How naive. I regret nothing. But now too there seems little point in chasing composition, sound design, sonic restoration, or leveling up on video work. The tools that make that easy are everywhere now. Like many industries, mine has always been in constant flux. Small businesses and freelancers have operated in a constant state of diversification, adaptation, upskilling, reselling, new-skilling, cross-skilling, over-skilling, and general skilling. 


But I never thought I’d see everyone face their fears of obsolescence. They are usually safe in domain-specific systems, often mistaking vertical hierarchies therein as relevant to other systems. 

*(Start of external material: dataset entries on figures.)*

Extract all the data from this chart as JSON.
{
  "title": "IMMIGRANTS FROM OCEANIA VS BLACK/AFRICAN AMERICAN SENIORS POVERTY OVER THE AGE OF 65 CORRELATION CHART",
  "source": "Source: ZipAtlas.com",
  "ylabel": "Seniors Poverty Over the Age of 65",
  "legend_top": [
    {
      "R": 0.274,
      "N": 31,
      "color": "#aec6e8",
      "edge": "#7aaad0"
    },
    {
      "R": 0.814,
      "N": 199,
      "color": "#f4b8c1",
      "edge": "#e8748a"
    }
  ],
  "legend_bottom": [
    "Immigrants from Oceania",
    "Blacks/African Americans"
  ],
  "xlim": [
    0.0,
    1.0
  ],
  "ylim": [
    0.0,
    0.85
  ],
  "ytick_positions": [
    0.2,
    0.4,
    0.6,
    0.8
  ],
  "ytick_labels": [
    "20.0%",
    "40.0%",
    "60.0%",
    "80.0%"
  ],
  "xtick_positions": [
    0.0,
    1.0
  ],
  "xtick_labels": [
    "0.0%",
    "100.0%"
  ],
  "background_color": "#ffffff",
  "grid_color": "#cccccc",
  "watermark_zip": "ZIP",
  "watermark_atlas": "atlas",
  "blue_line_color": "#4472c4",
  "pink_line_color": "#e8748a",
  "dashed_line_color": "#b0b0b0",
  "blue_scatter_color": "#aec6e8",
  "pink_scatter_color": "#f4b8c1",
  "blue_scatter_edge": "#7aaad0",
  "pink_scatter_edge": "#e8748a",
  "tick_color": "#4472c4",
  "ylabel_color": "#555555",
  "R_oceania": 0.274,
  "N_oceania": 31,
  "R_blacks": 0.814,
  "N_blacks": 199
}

I get it. It took me years to get over these kind of systems that controlled my very sense of self and what to want from this gift of existence. The way through came from this: Now is the time to let art humanize us. This weekend I may record the city as a listening organism. Collect sounds as evidence of attention, labor, care, neglect, power, and memory. Score Billie Blake’s brothel bricks; the clatter of the pickax tracks—linear layers of crack and smite.

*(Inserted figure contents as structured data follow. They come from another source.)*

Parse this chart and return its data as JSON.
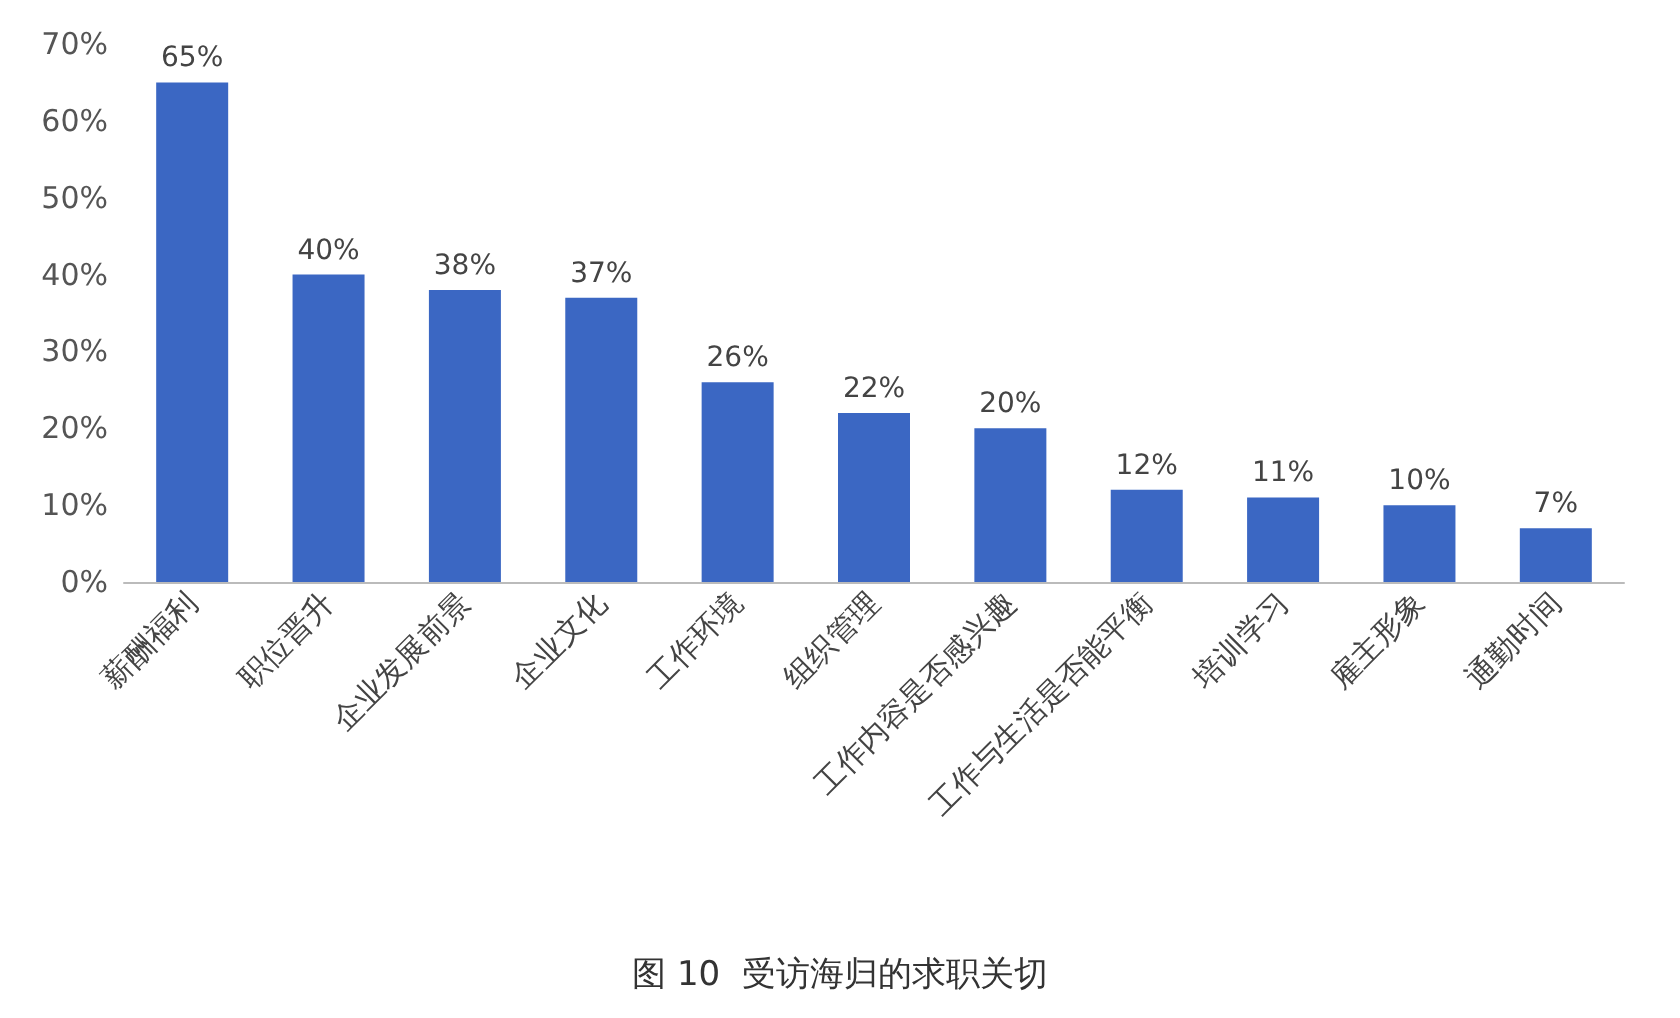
{
  "chart_data": {
    "type": "bar",
    "title": "图 10  受访海归的求职关切",
    "categories": [
      "薪酬福利",
      "职位晋升",
      "企业发展前景",
      "企业文化",
      "工作环境",
      "组织管理",
      "工作内容是否感兴趣",
      "工作与生活是否能平衡",
      "培训学习",
      "雇主形象",
      "通勤时间"
    ],
    "values": [
      65,
      40,
      38,
      37,
      26,
      22,
      20,
      12,
      11,
      10,
      7
    ],
    "value_labels": [
      "65%",
      "40%",
      "38%",
      "37%",
      "26%",
      "22%",
      "20%",
      "12%",
      "11%",
      "10%",
      "7%"
    ],
    "color": "#3b67c3",
    "ylim": [
      0,
      70
    ],
    "yticks": [
      {
        "value": 0,
        "label": "0%"
      },
      {
        "value": 10,
        "label": "10%"
      },
      {
        "value": 20,
        "label": "20%"
      },
      {
        "value": 30,
        "label": "30%"
      },
      {
        "value": 40,
        "label": "40%"
      },
      {
        "value": 50,
        "label": "50%"
      },
      {
        "value": 60,
        "label": "60%"
      },
      {
        "value": 70,
        "label": "70%"
      }
    ],
    "grid": false
  }
}
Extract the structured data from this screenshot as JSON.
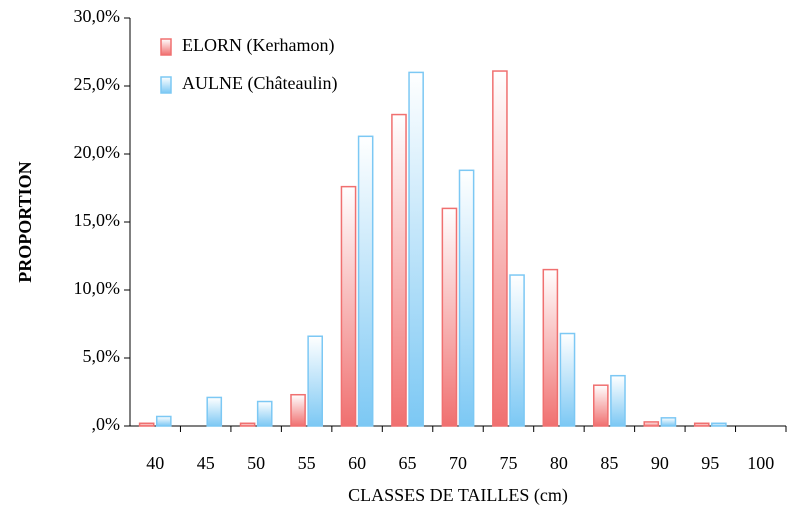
{
  "chart_data": {
    "type": "bar",
    "x_label": "CLASSES  DE TAILLES (cm)",
    "y_label": "PROPORTION",
    "categories": [
      "40",
      "45",
      "50",
      "55",
      "60",
      "65",
      "70",
      "75",
      "80",
      "85",
      "90",
      "95",
      "100"
    ],
    "series": [
      {
        "name": "ELORN (Kerhamon)",
        "color": "#f07070",
        "values": [
          0.2,
          0,
          0.2,
          2.3,
          17.6,
          22.9,
          16.0,
          26.1,
          11.5,
          3.0,
          0.3,
          0.2,
          0
        ]
      },
      {
        "name": "AULNE (Châteaulin)",
        "color": "#7cc8f4",
        "values": [
          0.7,
          2.1,
          1.8,
          6.6,
          21.3,
          26.0,
          18.8,
          11.1,
          6.8,
          3.7,
          0.6,
          0.2,
          0
        ]
      }
    ],
    "ylim": [
      0,
      30
    ],
    "yticks": [
      {
        "value": 0,
        "label": ",0%"
      },
      {
        "value": 5,
        "label": "5,0%"
      },
      {
        "value": 10,
        "label": "10,0%"
      },
      {
        "value": 15,
        "label": "15,0%"
      },
      {
        "value": 20,
        "label": "20,0%"
      },
      {
        "value": 25,
        "label": "25,0%"
      },
      {
        "value": 30,
        "label": "30,0%"
      }
    ],
    "legend": "upper-left"
  }
}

EXT. DAY – STONEHENGE – DAY ONE.  

VID: E.C.U. – STONE. SOUND: hear the truth bell ring of solid stone; or the false flat thud of quarry sap and inner crack. The rising pitch toward the finished edge, and the deep crunch shift before a split—

we interrupt this mix for a client call.

I should check my other email–oh look, 26 new emails: power struggle, power struggle—this one might be fun. Nope. This next one is talking from a kingdom far away that will soon fall from internal cracks; muffled dull noun says what? I’d comfort whatever anxiety is happening there but that often leads to people thinking you are the audience or work for them. Put enough of these folks in a room together and the resonance is an ambisonic, spatial god bark death knell.


 

AI and Machine-Learning Sound Design Tools

 

I lost my thread there and don’t have to get it back. I’ll likely harvest my own data here for a story; that’s usually what happens once a thing is thought out on (e)paper. I was getting back to the great disruptor with a guilty admission. I like the AI and machine-learning sound design tools. There, I said it. I do not want bots to just sound design the scene unless it means I can go work on my new City As A Living Organism idea or finish the next great American novel. But I like being able to change sonic materials without running down the hallway to fetch field gear. Choose thy stone material from the dropdown menu. Granite: ping; the vibrations travel up the anvil into my unyielding arm. That visual is crisp, metamorphic marble; tink tink, Michelangelo.

 

“Perception is not a science of the world; it is the background from which all acts stand out.” ~ Phenomenology of Perception 

 

When learning new things becomes uninteresting, I give it bursts of energy. This retains focused attention without lowering into a dulling frequency. Today, writing is a better use of my time than breaking out of this an old website theme. The tool will come to easily link and vamp old material without dwelling there. Instead, I direct energy into new branches, like selective pruning. I recently wrote a chapter where the character looked back; it was a struggle to avoid reminders of shared collective stories, such as looking back turning a person into a “pillar of salt.”

What’s it called? You know the story. The one where Ado’s husband and her daughters were in the lead and she was turned into a pillar of salt. I forget his name. A lot of it is confusing, as the collective myth is a hodgepodge lark, possibly from Eurydice remaining in hell because Orpheus looked back. I wish these stories that become go-to metaphors for getting past rumination didn’t have such paralyzing consequences. Still, I’m with Eurydice on this one. Roll out the hero’s gurney.